I’m not saying your marriage will fail if you don’t. What I am saying is: it’s fun, and it’s a great way to enjoy your partner as an interesting fellow adult and not just your partner in parenthood…so why not?
Your challenge today: figure out what is getting between you and regular nights out with your spouse – and make it happen.
This might take some thought about what your obstacles actually are:
Are regular “dinner dates” just not in the budget?
Then you might have to think about creative ways to get time alone together without spending much cash: get ice cream, go for a sunset walk, take in a movie at a second-run theatre. Or instead of dinner, grab an appetizer on a Happy Hour special, or eat dinner at home and just go out for coffee and dessert.
Do exhaustion or conflicting schedules make the usual nighttime date unappealing?
Maybe you could get away for lunch during the week, hit a bucket of balls at the driving range on Saturday mornings, or visit a local winery on a Sunday afternoon.
Does finding a good, reliable babysitter seem like an un-crackable mystery?
If you’ve exhausted all your options and family help isn’t forthcoming, maybe it’s time to check out Care.com, get in touch with the local YMCA to get connected with babysitting class & infant CPR graduates, or ask some local friends for referrals.
Don’t underestimate younger sitters, either! Tweens and young teens can be very responsible, capable, and committed babysitters, and generally their schedules are more flexible and open than an older teen’s.
If you’re in a place right now where getting away with your spouse is simply not an option, I understand.
Maybe you could create a regular “date night at home” ritual with takeout and a movie after the kids are in bed?
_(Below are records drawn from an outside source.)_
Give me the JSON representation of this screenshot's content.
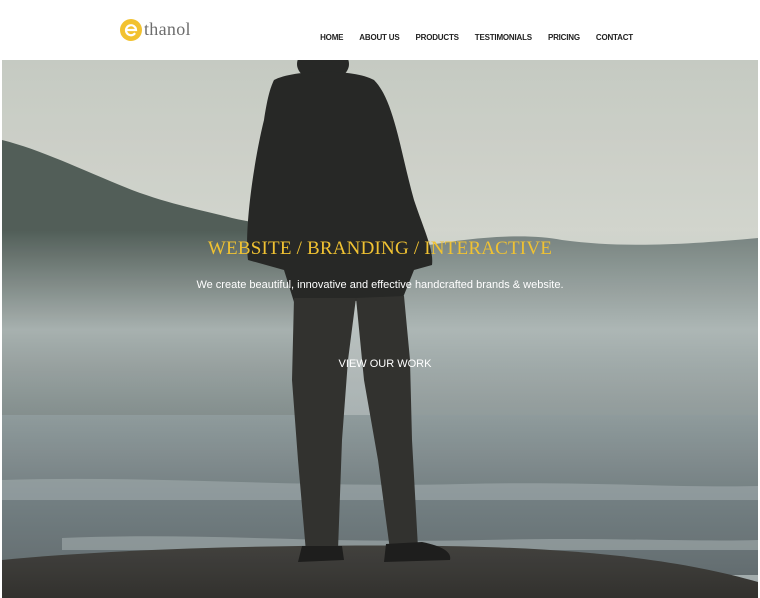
{
  "header": {
    "logo": {
      "text": "thanol",
      "mark_letter": "e",
      "mark_color": "#f2c230"
    },
    "nav": [
      "HOME",
      "ABOUT US",
      "PRODUCTS",
      "TESTIMONIALS",
      "PRICING",
      "CONTACT"
    ]
  },
  "hero": {
    "headline": "WEBSITE / BRANDING / INTERACTIVE",
    "tagline": "We create beautiful, innovative and effective handcrafted brands & website.",
    "cta_label": "VIEW OUR WORK",
    "accent_color": "#f0c232"
  }
}
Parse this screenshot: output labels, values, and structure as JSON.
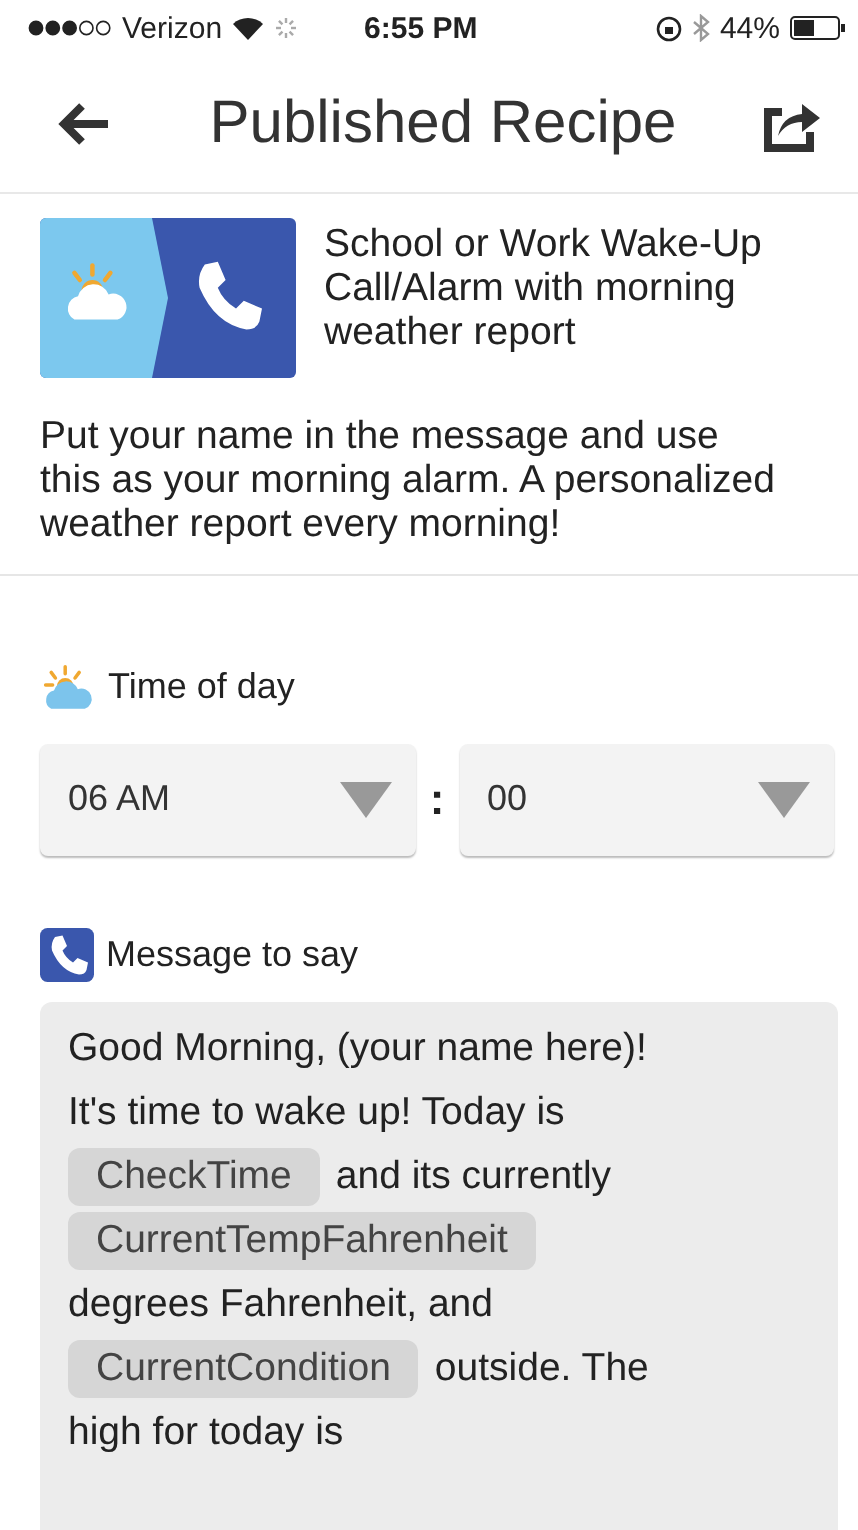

Remember, you don’t necessarily have to go out to have a good time together – it’s all about the intention and how you use the time and opportunities you have.
Whatever your obstacle(s) may be, get creative.
Chances are good you’ve simply gotten in the habit of not going out, and a few phone calls or emails could set you on the right path.
And if you’re already regularly getting out on dates together, maybe a new challenge is in order?
Spend your five minutes today dreaming about a weekend getaway or full-blown vacation that you can take together as soon as you can swing it. Maybe you could even pick a place and start making a plan.
I’d love to hear about how you did with today’s challenge!